I have a C2050 that usually appears to be acting fine. My kernels run without errors, cuda-memcheck reports no errors, and the results are correct.

However, every now and then the card produces incorrect results and/or reports kernel execution times that are nearly zero. All without any errors reported by CUDA. This can take a while to go away when it occurs.

The GPU temperature is 74. This is running in an Alienware Area-51 with a 1kW PSU, i7-980x, OpenSuSE 11.2, and a GTX-480 for display (the computer is rated for dual GTX-480).

When this happens, the GTX-480 still seems to be working fine.

Does anyone know what might be going on? Do I have a bad Tesla?

Thanks,
Matt

I’d recommend running something as a stress test (like nbody or a DGEMM sweep) for an extended period of time. Also, try looking in the /var/log/messages file to see if there are any messages from the NVIDIA driver.

What’s the PSU brand? What wattage are you pulling at full load, measured from the wall socket?

I always drop into hardware stability threads and remind people that PSUs are the most critical component for multiGPU systems.
Also, don’t use a UPS.

I completely agree with SPWorley. Also check how much power is available on the 12V rails, how it is divided between the different 12V rails and how they are connected to GPUs and Motherboard. The availability of 1kW overall does not necessarily imply that each GPU gets enough power.

Why not use a UPS? can u please elaborate on that please?

thanks

eyal

I was forced to buy Dell – actually AlienWare was the only Dell that officially supported the C2050 power draw at that time.

I’ll have to try to round-up a kill-a-watt.

Thanks,

Matt

The GPUs are connected via separate cables from the PSU, but I don’t know what the 12v rail design is. Being a Dell I have no idea how to get that information. I’ll try asking Dell.

The system is rated for dual GTX-480 in SLI, but that does not rule out a bad PSU.

Note also that I am currently only using one GPU at a time (other than basic 2D display via the GTX-480).

Thanks,

Matt

Do you have ECC memory enabled?

Not at the moment. My executions are very fast (a few seconds) and I’d like the additional bandwidth.

It is very hard to test as it seems to happen every few weeks. When it does happen, the card does not behave properly until a restart.

Hmmm. In a previous career I worked with 5 mm diameter solid state infrared detectors. Its amazing how many cosmic ray hits you get even in a detector that size. Given the infrequency of your problem, that may be what is happening. That’s why I asked about ECC. However, if it’s requiring a reset, ECC probably isn’t enough to help.

Just a thought.

A UPS may degrade or limit the AC power supplied to your PC. Especially if you’re using high power. It doesn’t matter if the UPS claims to handle that wattage… don’t trust them!

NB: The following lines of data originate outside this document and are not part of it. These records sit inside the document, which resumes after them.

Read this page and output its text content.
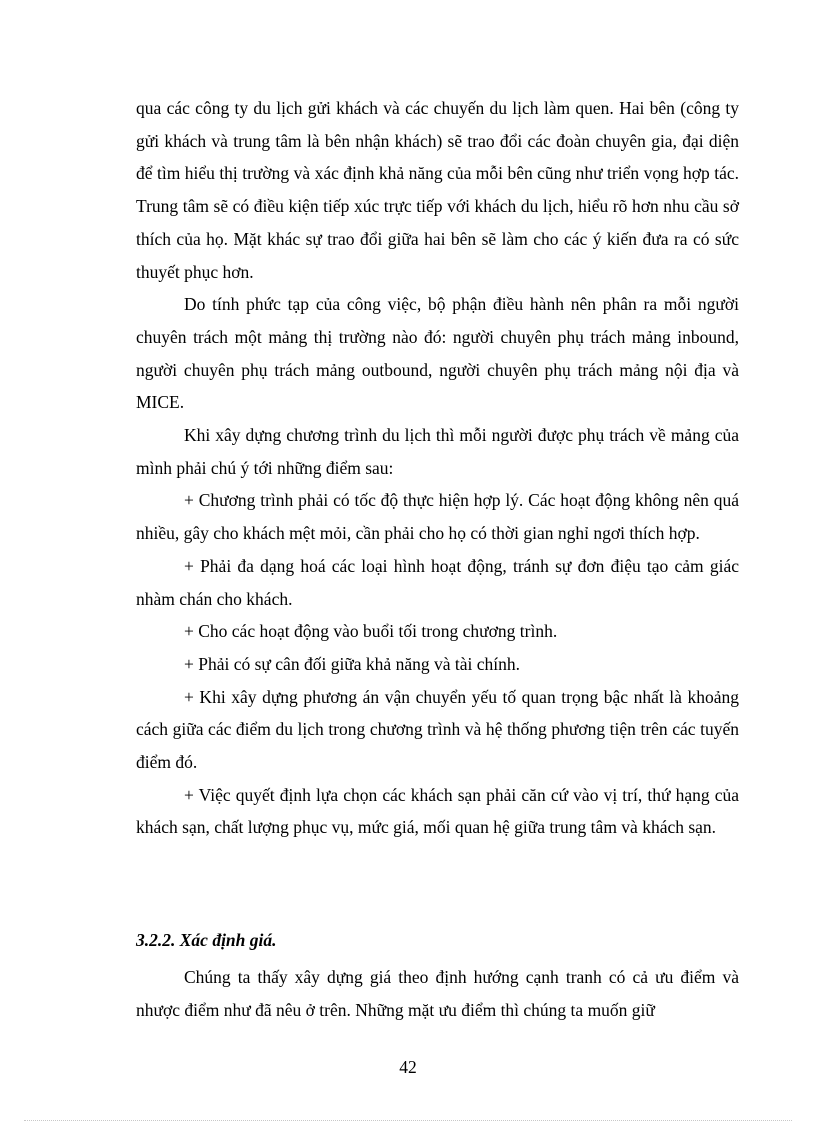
qua các công ty du lịch gửi khách và các chuyến du lịch làm quen. Hai bên (công ty gửi khách và trung tâm là bên nhận khách) sẽ trao đổi các đoàn chuyên gia, đại diện để tìm hiểu thị trường và xác định khả năng của mỗi bên cũng như triển vọng hợp tác. Trung tâm sẽ có điều kiện tiếp xúc trực tiếp với khách du lịch, hiểu rõ hơn nhu cầu sở thích của họ. Mặt khác sự trao đổi giữa hai bên sẽ làm cho các ý kiến đưa ra có sức thuyết phục hơn.

Do tính phức tạp của công việc, bộ phận điều hành nên phân ra mỗi người chuyên trách một mảng thị trường nào đó: người chuyên phụ trách mảng inbound, người chuyên phụ trách mảng outbound, người chuyên phụ trách mảng nội địa và MICE.

Khi xây dựng chương trình du lịch thì mỗi người được phụ trách về mảng của mình phải chú ý tới những điểm sau:

+ Chương trình phải có tốc độ thực hiện hợp lý. Các hoạt động không nên quá nhiều, gây cho khách mệt mỏi, cần phải cho họ có thời gian nghỉ ngơi thích hợp.

+ Phải đa dạng hoá các loại hình hoạt động, tránh sự đơn điệu tạo cảm giác nhàm chán cho khách.

+ Cho các hoạt động vào buổi tối trong chương trình.

+ Phải có sự cân đối giữa khả năng và tài chính.

+ Khi xây dựng phương án vận chuyển yếu tố quan trọng bậc nhất là khoảng cách giữa các điểm du lịch trong chương trình và hệ thống phương tiện trên các tuyến điểm đó.

+ Việc quyết định lựa chọn các khách sạn phải căn cứ vào vị trí, thứ hạng của khách sạn, chất lượng phục vụ, mức giá, mối quan hệ giữa trung tâm và khách sạn.

3.2.2. Xác định giá.

Chúng ta thấy xây dựng giá theo định hướng cạnh tranh có cả ưu điểm và nhược điểm như đã nêu ở trên. Những mặt ưu điểm thì chúng ta muốn giữ

42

Their failure can cause very subtle problems.

Don’t use a UPS!

Sorry, but I have to disagree. You can buy a quality UPS to provide any power you need at whatever quality power you need. All of the serious HPC servers in the world are hanging off of UPSs. How would you like a week’s work to disappear because of a power glitch?

Yep, I agree, actually. So let me amend that… don’t use a UPS unless it’s one that’s rated for HPC GPU server reliability. I don’t know enough about such high end UPSes.

My experience with the “professional” Cyberpower CP1500AVRLCD UPS 1500VA/900W wasted a stressful week’s worth of my time, which is infinitely more valuable than a week’s worth of compute.

I can second that. I removed my UPS shortly after installing it. “Real” units are quite expensive, and hard to get approval for. Just hope I don’t get any more power spikes … Teslas are even more pricey.